Ce bannissement, qui n’affecte pas les détenteurs de visas déjà délivrés ni certains cas dérogatoires (diplomates, sportifs, situations humanitaires), s’inscrit dans une logique de communication politique, à l’approche des élections américaines et dans un contexte de crispation identitaire. Il s’agit moins de répondre à un risque réel que de réactiver une rhétorique de l’ennemi extérieur, déjà éprouvée en 2017 avec le « Muslim ban ».

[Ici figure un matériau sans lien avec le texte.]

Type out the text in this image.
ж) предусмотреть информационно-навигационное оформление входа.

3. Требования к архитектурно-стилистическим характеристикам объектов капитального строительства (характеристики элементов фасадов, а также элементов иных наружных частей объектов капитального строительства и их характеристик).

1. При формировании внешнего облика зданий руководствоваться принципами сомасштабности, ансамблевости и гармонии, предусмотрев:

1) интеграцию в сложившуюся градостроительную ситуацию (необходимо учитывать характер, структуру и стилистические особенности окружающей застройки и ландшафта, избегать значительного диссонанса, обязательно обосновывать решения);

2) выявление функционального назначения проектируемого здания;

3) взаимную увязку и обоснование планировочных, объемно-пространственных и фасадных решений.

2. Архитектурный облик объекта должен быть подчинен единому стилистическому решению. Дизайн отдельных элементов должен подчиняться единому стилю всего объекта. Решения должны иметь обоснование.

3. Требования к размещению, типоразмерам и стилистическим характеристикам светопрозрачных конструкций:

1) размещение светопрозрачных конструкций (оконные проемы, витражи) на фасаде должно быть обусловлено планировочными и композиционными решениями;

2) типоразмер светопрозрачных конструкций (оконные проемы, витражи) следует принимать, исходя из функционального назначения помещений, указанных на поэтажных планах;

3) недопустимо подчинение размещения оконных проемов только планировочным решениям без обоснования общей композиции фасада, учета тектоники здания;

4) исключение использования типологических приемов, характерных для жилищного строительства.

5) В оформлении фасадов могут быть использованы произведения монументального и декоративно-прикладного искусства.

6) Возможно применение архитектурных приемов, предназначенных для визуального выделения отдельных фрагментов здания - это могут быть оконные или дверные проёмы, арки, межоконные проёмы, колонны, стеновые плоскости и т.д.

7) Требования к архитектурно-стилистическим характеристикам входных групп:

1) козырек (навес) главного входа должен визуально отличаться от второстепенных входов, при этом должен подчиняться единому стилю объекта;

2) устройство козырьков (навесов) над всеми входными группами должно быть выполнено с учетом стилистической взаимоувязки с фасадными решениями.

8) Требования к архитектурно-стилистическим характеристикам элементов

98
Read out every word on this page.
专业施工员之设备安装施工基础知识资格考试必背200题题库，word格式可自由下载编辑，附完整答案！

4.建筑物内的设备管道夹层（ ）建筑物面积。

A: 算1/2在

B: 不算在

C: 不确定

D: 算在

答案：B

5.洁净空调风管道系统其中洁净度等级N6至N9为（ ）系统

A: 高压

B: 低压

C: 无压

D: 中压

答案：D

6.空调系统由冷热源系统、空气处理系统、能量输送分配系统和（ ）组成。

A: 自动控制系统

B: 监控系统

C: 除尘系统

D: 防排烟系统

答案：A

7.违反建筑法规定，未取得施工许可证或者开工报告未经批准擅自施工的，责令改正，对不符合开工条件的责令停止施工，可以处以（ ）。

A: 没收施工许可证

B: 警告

L’Afrique reléguée, l’ordre international questionné
La réaction des pays africains oscille entre indignation et appel au dialogue. L’Union africaine a exprimé sa « profonde préoccupation », avertissant que ces restrictions risquent de saper les liens humains, les échanges universitaires et les relations commerciales patiemment construites avec les États-Unis. Plusieurs voix dénoncent une mesure discriminatoire, sans fondement factuel, qui stigmatise l’Afrique et l’empêche d’accéder à des opportunités éducatives et économiques majeures.
La justification américaine occulte la responsabilité historique de l’Occident dans la fragilité institutionnelle de certains pays africains. Elle ignore aussi le rôle croissant de l’Afrique dans les chaînes d’approvisionnement mondiales, notamment pour les matières premières stratégiques comme le cobalt ou le lithium, essentiels à l’industrie technologique américaine. À force de traiter l’Afrique comme un « problème migratoire » ou un « risque terroriste », Washington risque de voir le continent se tourner vers d’autres partenaires, notamment la Chine ou la Russie, plus enclins à un dialogue d’égal à égal.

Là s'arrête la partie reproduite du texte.